Travins thinks that the explosion of residential and commercial development along and around Powers will work for the restaurant industry, rather than against it — particularly in the wake of Amazon’s Feb. 13 announcement that it plans to open a 4-million-square-foot fulfillment center in Peak Innovation Park at the Colorado Springs Airport.

“North Powers is really expanding and the housing going up there is following it,” Travins said. “And then I’m sure there’ll be several new restaurants that open once Amazon and the airport development gets going. That’s not too far south.”

Indeed, Samelson said a “highly recognizable” restaurant tenant recently signed a letter of intent for a 10-year lease on 3,000 square feet of the 15,000-square-foot building at the corner of Dublin Boulevard and Marksheffel Road.

“He took the entire south end of my building,” Samelson said. “He’s so excited to make his restaurant debut on that corner, because he knows it’s going to work.”

Samelson did not name the restaurant, but said the tenant has five other locations in the Springs.

ADAPTING AND SURVIVING

Would-be restaurateurs should be mindful of the community at large, said Tamayo, of Altitude Hospitality Group.

“Colorado Springs is made up of many smaller communities that demand differently,” Tamayo said. “This is why we put North Side Social where Till used to be and moved Till to the Westside/Broadmoor area.”

Last fall, Altitude announced plans to relocate Till Kitchen from its former location on Prominent Point, making way for North Side Social, a dining concept with indoor/outdoor games that officially opened Feb. 14.

Last month, Altitude founder Mitch Yellen told the Colorado Springs Independent that Till will join Garden of the Gods Gourmet at its 26th Street location this spring.

“We felt North Side Social’s concept would do much better with the community up north, as it is made up of a lot of families,” Tamayo explained.

Those are the factors business owners should consider when looking to open a restaurant anywhere, Travins said.

“I think you need to have a really good financial plan if you’re going to open on the Eastside, because the business is very seasonal here,” he said. “You have to be able to withstand the seasonality and the ups and downs of the restaurant economy.”

Eastside restaurants typically enjoy a strong holiday shopping season thanks to the concentration of retail along Powers, Travins said. Other seasons, however, are less predictable.

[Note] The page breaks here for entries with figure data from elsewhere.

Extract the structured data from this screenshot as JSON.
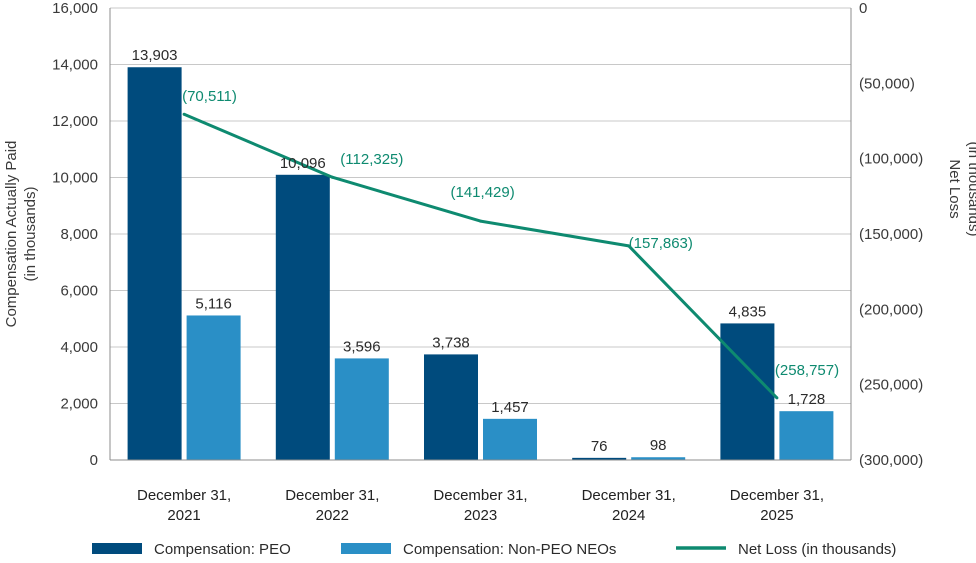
{
  "chart_data": {
    "type": "bar",
    "categories": [
      [
        "December 31,",
        "2021"
      ],
      [
        "December 31,",
        "2022"
      ],
      [
        "December 31,",
        "2023"
      ],
      [
        "December 31,",
        "2024"
      ],
      [
        "December 31,",
        "2025"
      ]
    ],
    "series": [
      {
        "name": "Compensation: PEO",
        "type": "bar",
        "axis": "left",
        "color": "#004b7d",
        "values": [
          13903,
          10096,
          3738,
          76,
          4835
        ],
        "labels": [
          "13,903",
          "10,096",
          "3,738",
          "76",
          "4,835"
        ]
      },
      {
        "name": "Compensation: Non-PEO NEOs",
        "type": "bar",
        "axis": "left",
        "color": "#2a8fc6",
        "values": [
          5116,
          3596,
          1457,
          98,
          1728
        ],
        "labels": [
          "5,116",
          "3,596",
          "1,457",
          "98",
          "1,728"
        ]
      },
      {
        "name": "Net Loss (in thousands)",
        "type": "line",
        "axis": "right",
        "color": "#0e8a70",
        "values": [
          -70511,
          -112325,
          -141429,
          -157863,
          -258757
        ],
        "labels": [
          "(70,511)",
          "(112,325)",
          "(141,429)",
          "(157,863)",
          "(258,757)"
        ]
      }
    ],
    "left_axis": {
      "label_lines": [
        "Compensation Actually Paid",
        "(in thousands)"
      ],
      "ylim": [
        0,
        16000
      ],
      "ticks": [
        0,
        2000,
        4000,
        6000,
        8000,
        10000,
        12000,
        14000,
        16000
      ],
      "tick_labels": [
        "0",
        "2,000",
        "4,000",
        "6,000",
        "8,000",
        "10,000",
        "12,000",
        "14,000",
        "16,000"
      ]
    },
    "right_axis": {
      "label_lines": [
        "Net Loss",
        "(in thousands)"
      ],
      "ylim": [
        -300000,
        0
      ],
      "ticks": [
        0,
        -50000,
        -100000,
        -150000,
        -200000,
        -250000,
        -300000
      ],
      "tick_labels": [
        "0",
        "(50,000)",
        "(100,000)",
        "(150,000)",
        "(200,000)",
        "(250,000)",
        "(300,000)"
      ]
    },
    "grid": true,
    "legend_position": "bottom",
    "colors": {
      "grid": "#c8c8c8",
      "axis": "#8c8c8c"
    }
  }
}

“Summers can be more up and down because Downtown thrives,” he said. “People love the patios and I think they go for hikes on the Westside and then end up Downtown. [That area] is such a tourist destination, where I would not classify our corridor as a tourist destination.”

Ultimately, while the Eastside landscape is nearly unrecognizable as the one José Muldoon’s joined when its second location opened in 2009, the business climate remains mostly unchanged, Travins said.

“A lot of neighborhood regulars and a lot of military frequent us, and a lot of people who shop at Kohl’s or Dick’s Sporting Goods make a day of it,” he said. “There’s more chain restaurants on the Eastside, and I think a lot of these chains are used to switching things up after their concept maybe runs its course. It’s the nature of their business.”